Recommended Mitigation Steps

Check the hash for the last minted Tray NFT, to make sure it is the same the user used to precalculate the next tiles.

On the case the transaction is frontrunned, the expected hash will be different and the transaction will revert, saving the user from spending the $NOTE tokens.

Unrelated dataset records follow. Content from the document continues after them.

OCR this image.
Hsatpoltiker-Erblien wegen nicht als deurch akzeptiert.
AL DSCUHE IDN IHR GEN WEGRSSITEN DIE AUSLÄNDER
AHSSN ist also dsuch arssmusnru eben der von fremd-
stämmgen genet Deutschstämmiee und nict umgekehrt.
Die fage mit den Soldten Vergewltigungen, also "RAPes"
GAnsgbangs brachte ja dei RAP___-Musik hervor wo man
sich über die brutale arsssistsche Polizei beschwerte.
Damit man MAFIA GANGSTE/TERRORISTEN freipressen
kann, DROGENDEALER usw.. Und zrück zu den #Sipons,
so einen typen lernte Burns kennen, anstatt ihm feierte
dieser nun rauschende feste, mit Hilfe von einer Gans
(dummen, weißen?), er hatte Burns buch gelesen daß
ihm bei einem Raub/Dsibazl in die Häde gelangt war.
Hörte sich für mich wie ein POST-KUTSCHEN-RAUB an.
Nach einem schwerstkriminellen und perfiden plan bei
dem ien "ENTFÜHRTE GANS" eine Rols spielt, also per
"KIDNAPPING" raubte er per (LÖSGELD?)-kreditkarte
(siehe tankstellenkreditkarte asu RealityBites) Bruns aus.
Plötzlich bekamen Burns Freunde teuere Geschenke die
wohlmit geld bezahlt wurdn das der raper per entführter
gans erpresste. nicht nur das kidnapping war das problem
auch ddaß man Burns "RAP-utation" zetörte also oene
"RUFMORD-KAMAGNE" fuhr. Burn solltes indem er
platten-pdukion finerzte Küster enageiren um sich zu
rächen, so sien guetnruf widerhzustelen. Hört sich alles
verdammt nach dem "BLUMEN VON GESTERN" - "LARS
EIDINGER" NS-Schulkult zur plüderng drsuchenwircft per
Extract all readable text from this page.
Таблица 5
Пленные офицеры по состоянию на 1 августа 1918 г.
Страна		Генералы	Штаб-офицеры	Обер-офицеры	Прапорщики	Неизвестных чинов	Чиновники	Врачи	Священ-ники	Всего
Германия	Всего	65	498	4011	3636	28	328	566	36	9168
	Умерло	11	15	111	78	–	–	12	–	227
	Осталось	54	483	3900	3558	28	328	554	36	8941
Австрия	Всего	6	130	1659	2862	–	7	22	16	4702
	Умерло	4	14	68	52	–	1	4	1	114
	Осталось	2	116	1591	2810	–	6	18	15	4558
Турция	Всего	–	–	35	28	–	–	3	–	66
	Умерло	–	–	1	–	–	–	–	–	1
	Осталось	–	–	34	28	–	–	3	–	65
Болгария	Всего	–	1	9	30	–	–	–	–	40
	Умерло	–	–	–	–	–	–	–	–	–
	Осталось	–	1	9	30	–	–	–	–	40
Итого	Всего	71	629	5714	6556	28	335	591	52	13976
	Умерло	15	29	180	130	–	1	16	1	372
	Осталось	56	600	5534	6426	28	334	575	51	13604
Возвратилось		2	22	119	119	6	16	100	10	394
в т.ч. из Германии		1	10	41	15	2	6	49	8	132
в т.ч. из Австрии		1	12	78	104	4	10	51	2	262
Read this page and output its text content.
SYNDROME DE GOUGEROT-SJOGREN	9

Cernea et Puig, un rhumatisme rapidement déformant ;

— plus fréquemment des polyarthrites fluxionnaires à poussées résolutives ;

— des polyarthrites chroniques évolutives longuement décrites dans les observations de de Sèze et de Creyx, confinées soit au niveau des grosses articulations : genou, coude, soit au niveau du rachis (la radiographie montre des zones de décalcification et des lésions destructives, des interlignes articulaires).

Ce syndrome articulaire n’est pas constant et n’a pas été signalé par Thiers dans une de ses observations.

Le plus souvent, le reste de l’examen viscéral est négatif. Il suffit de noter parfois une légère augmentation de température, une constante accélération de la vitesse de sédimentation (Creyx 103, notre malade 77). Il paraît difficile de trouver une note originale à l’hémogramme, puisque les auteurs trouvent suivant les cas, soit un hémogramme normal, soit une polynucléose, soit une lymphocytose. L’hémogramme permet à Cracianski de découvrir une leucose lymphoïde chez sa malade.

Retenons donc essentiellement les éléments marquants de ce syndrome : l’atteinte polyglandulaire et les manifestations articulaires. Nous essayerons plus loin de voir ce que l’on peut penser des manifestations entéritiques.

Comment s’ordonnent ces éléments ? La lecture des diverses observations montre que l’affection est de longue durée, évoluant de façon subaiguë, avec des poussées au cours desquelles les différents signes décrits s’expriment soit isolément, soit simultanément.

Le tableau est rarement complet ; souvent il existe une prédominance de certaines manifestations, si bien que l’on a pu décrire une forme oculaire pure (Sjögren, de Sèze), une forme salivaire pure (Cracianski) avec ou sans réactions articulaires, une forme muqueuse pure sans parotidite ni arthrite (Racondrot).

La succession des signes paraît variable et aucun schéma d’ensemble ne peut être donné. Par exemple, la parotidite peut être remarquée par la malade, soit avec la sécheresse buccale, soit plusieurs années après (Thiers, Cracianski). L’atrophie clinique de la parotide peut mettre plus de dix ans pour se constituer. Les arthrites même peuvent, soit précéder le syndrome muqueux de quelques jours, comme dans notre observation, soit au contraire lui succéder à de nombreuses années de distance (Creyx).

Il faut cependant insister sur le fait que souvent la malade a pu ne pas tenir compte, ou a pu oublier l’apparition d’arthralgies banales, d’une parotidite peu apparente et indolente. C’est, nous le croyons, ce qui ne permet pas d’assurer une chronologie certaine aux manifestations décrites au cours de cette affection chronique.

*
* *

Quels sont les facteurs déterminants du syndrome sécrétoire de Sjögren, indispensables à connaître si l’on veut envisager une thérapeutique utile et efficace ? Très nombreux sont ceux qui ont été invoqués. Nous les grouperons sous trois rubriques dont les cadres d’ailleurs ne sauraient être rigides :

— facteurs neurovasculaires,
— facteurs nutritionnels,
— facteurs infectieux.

// File: canto-namespace-protocol/src/Tray.sol

    /// @notice Buy a specifiable amount of trays
    /// @param _amount Amount of trays to buy
-    function buy(uint256 _amount) external {
+    function buy(uint256 _amount, bytes32 _lastHash) external {
+       require(_lastHash == lastHash, "Hashes must be the same");
        uint256 startingTrayId = _nextTokenId();
        if (prelaunchMinted == type(uint256).max) {
            // Still in prelaunch phase
            if (msg.sender != owner) revert OnlyOwnerCanMintPreLaunch();
            if (startingTrayId + _amount - 1 > PRE_LAUNCH_MINT_CAP) revert MintExceedsPreLaunchAmount();
        } else {
            SafeTransferLib.safeTransferFrom(note, msg.sender, revenueAddress, _amount * trayPrice);
        }
        for (uint256 i; i < _amount; ++i) {
            TileData[TILES_PER_TRAY] memory trayTiledata;
            for (uint256 j; j < TILES_PER_TRAY; ++j) {
                lastHash = keccak256(abi.encode(lastHash));
                trayTiledata[j] = _drawing(uint256(lastHash));
            }
            tiles[startingTrayId + i] = trayTiledata;
        }
        _mint(msg.sender, _amount); // We do not use _safeMint on purpose here to disallow callbacks and save gas
    }

[c4-sponsor]

OpenCoreCH marked the issue as sponsor acknowledged

[0xleastwood]

While this could be treated as a duplicate of #121 , I like how the warden has provided a remediation which would protect users from being front-run and receiving an unexpected ID.

[c4-judge]

0xleastwood marked the issue as primary issue

[0xleastwood]

@OpenCoreCH Would be interested to hear your perspective on this. There are a tonne of issues detailing the predictability of tray buys. However, only a select few detail a remediation which improves user experience and is still in-line with what was stated in the contest README. Does it make sense to keep these issues as medium severity and downgrade the rest to QA or should we keep all the issues as one but only give partial credit to the poorer quality issues?

[c4-judge]

0xleastwood marked the issue as selected for report

[OpenCoreCH]

@OpenCoreCH Would be interested to hear your perspective on this. There are a tonne of issues detailing the predictability of tray buys. However, only a select few detail a remediation which improves user experience and is still in-line with what was stated in the contest README. Does it make sense to keep these issues as medium severity and downgrade the rest to QA or should we keep all the issues as one but only give partial credit to the poorer quality issues?

Hmm good question. I'd say giving partial credit to the poorer quality issues makes sense, as they address in principle the same issue.